Sunday, February 17, 2013

Number the Stars



Lowry, L. (1989). Number the stars. Boston, MA: Houghton Mifflin Company.


Newbery Medal Winner, 1990
  
Exposition (the beginning of the story, establishment of setting and characters):  Lanky, blond, ten year old Annemarie Johansen, short, stocky, and Jewish Ellen Rosen, and curly-haired, outspoken Kirsti Johansen are running through the streets of Nazi occupied Copenhagen, Denmark during World War II, when they are halted by two German soldiers. 

Conflict (the problem(s) faced by the characters):  After learning that the Nazis had obtained a list of all of the Danish Jews attending the Rosens’ synogogue, Annemarie and her family must help Ellen’s family escape to Sweden, a neutral country not occupied by the Germans.   

Rising Action (events in the story leading up to the climax):  While Ellen’s parents visit some relatives, she stays with the Johansens and when they are awakened in the night by German soldiers looking for the Rosens, Papa pretends that Ellen is Lise, his oldest daughter who died in a car accident; the Johansens take Ellen to Uncle Henrik’s house in Gilleleje, where she meets up with her parents and Uncle Henrik hides them in a secret compartment in his boat.

Climax (the culmination of events in the story, point of highest reader interest):  After the Rosens and the other Jews leave with Uncle Henrik, Annemarie discovers an important packet that was dropped and left behind; as Annemarie quickly journeys through the forest to get the packet to Uncle Henrik, she is met by four armed German soldiers and two large dogs, and they go through her basket, but finding nothing alarming, they allow her to go on her journey.

Falling Action (events leading to the solving of the story’s problems):  After delivering the packet to Uncle Henrik, he takes her to the barn for a “milking lesson” and informs her that the Rosens were hidden on his boat and that the package she brought to him contained a treated handkerchief that tricks the dogs and ruins their sense of smell; Annemarie learns that if she had not delivered the package when she did, the Rosens would have been discovered by the soldiers who came to search his boat soon after.

Resolution (how events and problems of the story are solved): The war ends two years later, and Annemarie asks her father to fix Ellen’s gold necklace that she had hidden Lise’s blue trunk when the soldiers came that night, and she decides to wear the necklace until the Rosens came home.
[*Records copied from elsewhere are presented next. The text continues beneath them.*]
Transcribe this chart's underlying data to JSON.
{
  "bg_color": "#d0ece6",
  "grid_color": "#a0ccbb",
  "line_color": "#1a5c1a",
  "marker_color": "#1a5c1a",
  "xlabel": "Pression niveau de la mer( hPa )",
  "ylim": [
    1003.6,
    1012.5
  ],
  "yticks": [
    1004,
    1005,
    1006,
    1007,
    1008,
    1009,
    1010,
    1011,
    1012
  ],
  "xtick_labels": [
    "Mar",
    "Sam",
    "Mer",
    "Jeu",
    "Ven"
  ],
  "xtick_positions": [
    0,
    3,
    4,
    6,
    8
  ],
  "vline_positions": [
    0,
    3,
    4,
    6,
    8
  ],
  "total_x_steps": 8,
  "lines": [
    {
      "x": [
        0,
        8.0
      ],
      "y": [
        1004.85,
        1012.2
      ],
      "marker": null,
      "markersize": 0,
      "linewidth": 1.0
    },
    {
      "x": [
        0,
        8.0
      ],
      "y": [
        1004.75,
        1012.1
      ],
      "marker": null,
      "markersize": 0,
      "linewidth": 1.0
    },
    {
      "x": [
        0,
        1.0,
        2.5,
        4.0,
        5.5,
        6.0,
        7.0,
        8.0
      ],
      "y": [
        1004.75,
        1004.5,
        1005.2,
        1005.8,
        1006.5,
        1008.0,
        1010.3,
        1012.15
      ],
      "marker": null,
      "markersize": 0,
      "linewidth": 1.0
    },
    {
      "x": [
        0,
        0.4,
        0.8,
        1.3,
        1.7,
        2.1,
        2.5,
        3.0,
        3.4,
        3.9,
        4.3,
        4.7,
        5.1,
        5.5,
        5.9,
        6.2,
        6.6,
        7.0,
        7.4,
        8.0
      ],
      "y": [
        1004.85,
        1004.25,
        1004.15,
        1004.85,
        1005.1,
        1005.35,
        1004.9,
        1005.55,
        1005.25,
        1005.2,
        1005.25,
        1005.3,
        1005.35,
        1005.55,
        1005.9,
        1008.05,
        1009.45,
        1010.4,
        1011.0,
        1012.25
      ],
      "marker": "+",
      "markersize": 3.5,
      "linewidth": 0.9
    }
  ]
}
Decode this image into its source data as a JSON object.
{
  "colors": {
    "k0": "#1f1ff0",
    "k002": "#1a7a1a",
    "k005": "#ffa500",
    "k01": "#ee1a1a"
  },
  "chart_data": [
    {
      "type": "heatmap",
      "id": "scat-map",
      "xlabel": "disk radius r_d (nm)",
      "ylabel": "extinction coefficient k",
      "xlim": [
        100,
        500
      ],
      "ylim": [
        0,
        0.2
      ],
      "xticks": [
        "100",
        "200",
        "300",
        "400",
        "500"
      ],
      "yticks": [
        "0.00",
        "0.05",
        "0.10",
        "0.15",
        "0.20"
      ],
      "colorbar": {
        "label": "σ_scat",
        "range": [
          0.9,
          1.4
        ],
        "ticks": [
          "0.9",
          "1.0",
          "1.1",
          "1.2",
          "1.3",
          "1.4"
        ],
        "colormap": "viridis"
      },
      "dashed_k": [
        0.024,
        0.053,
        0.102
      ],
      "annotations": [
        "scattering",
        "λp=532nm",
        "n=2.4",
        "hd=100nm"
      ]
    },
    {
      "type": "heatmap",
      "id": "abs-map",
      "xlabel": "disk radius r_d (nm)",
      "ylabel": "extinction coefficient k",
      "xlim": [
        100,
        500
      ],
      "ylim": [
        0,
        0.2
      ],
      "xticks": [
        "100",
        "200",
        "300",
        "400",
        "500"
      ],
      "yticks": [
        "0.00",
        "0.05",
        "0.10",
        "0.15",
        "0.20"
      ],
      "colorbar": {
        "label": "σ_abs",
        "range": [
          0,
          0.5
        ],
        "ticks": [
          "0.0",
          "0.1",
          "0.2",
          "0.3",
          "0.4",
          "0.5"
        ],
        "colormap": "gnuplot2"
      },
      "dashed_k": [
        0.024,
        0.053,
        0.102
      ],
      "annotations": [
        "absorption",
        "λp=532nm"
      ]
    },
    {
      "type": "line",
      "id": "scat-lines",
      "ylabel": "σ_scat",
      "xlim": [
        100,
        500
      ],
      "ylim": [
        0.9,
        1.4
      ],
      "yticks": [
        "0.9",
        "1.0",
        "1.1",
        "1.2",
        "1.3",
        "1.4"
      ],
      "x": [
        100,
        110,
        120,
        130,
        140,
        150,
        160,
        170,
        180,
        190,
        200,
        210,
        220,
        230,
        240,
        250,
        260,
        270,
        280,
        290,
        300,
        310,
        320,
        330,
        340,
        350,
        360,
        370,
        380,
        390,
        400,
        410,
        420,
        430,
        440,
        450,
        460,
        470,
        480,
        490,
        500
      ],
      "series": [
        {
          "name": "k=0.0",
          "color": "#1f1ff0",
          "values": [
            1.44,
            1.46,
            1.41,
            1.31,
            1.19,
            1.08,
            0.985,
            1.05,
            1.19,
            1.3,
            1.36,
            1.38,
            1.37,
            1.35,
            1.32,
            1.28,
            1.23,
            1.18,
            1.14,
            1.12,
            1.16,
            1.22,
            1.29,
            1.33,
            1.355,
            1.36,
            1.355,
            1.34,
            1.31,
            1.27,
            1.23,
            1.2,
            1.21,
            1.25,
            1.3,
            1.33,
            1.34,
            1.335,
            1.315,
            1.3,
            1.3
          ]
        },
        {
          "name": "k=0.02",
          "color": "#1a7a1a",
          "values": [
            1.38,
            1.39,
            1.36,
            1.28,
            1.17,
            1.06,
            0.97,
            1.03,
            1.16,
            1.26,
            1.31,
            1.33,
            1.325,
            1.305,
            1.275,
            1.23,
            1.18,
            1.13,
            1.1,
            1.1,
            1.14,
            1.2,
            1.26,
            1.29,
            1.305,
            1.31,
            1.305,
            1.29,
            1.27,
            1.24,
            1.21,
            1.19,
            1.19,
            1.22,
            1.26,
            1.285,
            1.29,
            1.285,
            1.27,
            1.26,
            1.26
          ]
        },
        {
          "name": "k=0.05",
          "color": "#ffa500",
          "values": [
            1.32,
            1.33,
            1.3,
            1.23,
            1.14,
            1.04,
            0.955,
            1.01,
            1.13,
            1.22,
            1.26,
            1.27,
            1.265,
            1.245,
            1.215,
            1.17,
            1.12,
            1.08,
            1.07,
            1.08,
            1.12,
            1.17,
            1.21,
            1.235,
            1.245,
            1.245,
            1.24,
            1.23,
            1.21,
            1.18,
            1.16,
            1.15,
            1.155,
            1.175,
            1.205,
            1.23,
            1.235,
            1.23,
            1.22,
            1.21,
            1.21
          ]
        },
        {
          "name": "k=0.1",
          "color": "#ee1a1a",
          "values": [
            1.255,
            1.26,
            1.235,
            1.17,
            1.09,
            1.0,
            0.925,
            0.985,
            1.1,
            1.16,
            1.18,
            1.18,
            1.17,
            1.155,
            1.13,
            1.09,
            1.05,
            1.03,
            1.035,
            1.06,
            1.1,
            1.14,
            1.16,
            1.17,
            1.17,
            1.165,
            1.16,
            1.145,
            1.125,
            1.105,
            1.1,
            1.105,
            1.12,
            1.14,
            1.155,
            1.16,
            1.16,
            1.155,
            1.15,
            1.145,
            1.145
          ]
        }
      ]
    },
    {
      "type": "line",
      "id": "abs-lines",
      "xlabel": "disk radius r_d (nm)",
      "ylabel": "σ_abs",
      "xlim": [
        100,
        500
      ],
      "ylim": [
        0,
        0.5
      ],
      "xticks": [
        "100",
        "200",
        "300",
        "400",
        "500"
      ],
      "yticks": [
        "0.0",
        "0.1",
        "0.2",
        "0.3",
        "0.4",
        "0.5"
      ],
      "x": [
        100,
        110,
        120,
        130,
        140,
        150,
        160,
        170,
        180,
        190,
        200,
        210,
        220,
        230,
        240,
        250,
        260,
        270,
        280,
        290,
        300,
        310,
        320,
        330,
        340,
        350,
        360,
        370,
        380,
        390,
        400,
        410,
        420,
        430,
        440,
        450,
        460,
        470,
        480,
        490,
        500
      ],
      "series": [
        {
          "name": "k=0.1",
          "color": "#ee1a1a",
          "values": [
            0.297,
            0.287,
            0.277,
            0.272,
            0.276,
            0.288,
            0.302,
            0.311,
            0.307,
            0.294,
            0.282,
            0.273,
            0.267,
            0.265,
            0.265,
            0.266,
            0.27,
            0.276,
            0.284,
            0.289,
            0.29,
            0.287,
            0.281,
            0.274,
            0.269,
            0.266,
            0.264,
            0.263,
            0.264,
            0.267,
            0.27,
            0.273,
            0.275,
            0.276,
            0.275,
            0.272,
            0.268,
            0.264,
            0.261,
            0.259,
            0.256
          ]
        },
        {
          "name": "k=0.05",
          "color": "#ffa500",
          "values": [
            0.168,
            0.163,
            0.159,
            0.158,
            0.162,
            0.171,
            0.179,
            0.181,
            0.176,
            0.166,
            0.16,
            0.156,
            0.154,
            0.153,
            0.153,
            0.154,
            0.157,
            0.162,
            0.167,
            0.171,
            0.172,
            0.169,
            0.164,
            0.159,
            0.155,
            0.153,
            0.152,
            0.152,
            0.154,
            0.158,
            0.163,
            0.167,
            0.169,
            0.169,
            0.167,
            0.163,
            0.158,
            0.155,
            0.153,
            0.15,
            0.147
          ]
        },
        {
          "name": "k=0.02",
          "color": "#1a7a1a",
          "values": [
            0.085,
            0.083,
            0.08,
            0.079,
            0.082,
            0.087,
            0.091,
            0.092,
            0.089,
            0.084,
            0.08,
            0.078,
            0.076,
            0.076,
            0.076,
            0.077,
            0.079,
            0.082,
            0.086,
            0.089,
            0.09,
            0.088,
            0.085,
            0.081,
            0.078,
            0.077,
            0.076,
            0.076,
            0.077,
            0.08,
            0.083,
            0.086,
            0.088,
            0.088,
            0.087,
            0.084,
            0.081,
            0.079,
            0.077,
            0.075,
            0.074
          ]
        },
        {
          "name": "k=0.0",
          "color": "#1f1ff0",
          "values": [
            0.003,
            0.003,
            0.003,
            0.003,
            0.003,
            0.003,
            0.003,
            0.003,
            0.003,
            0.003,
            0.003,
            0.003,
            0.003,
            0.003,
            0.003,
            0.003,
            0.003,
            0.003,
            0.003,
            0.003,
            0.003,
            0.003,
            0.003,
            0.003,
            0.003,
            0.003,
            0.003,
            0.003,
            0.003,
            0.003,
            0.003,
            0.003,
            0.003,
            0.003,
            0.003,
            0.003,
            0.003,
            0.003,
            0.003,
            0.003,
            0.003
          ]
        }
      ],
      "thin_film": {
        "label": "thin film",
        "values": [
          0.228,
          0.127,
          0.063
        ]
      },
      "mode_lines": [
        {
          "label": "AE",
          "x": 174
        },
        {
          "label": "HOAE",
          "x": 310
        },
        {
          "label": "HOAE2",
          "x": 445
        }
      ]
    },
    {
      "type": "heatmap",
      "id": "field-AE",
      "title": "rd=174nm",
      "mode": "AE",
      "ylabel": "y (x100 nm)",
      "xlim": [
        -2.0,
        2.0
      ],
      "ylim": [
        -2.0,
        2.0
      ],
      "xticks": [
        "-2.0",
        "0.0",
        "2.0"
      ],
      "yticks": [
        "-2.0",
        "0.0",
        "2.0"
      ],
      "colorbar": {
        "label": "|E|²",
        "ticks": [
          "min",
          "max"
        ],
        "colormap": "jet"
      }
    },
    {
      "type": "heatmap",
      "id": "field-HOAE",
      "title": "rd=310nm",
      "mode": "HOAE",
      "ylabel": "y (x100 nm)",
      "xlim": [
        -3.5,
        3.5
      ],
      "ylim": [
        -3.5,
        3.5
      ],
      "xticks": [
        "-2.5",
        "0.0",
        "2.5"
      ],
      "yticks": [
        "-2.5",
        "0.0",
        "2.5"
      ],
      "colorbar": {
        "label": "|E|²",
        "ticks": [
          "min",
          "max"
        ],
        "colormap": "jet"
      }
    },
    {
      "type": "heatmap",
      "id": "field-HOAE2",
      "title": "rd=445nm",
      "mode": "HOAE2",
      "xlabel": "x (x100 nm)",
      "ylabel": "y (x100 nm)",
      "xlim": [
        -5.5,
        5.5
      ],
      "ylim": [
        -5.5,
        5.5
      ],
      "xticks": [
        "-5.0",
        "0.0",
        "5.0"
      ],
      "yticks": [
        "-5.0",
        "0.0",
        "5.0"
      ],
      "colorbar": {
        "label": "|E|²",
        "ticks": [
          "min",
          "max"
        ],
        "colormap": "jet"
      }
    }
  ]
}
Chapter books only (List two strong literary qualities displayed in the book and write one sentence about each quality): Lois Lowry, one of my favorite children’s authors, uses many literary qualities in her book, Number the Stars; one quality she uses is setting which transports the reader back in time to when the Germans did, in fact, occupy Denmark, and the reader is able to easily imagine what it would be like to live during that awful time in history.  Lowry also uses tension by making the reader feel scared for the Rosens and the other Jews and worried that the Johansens will be discovered by the Nazis in their quest to deliver the Rosens to safety in Sweden.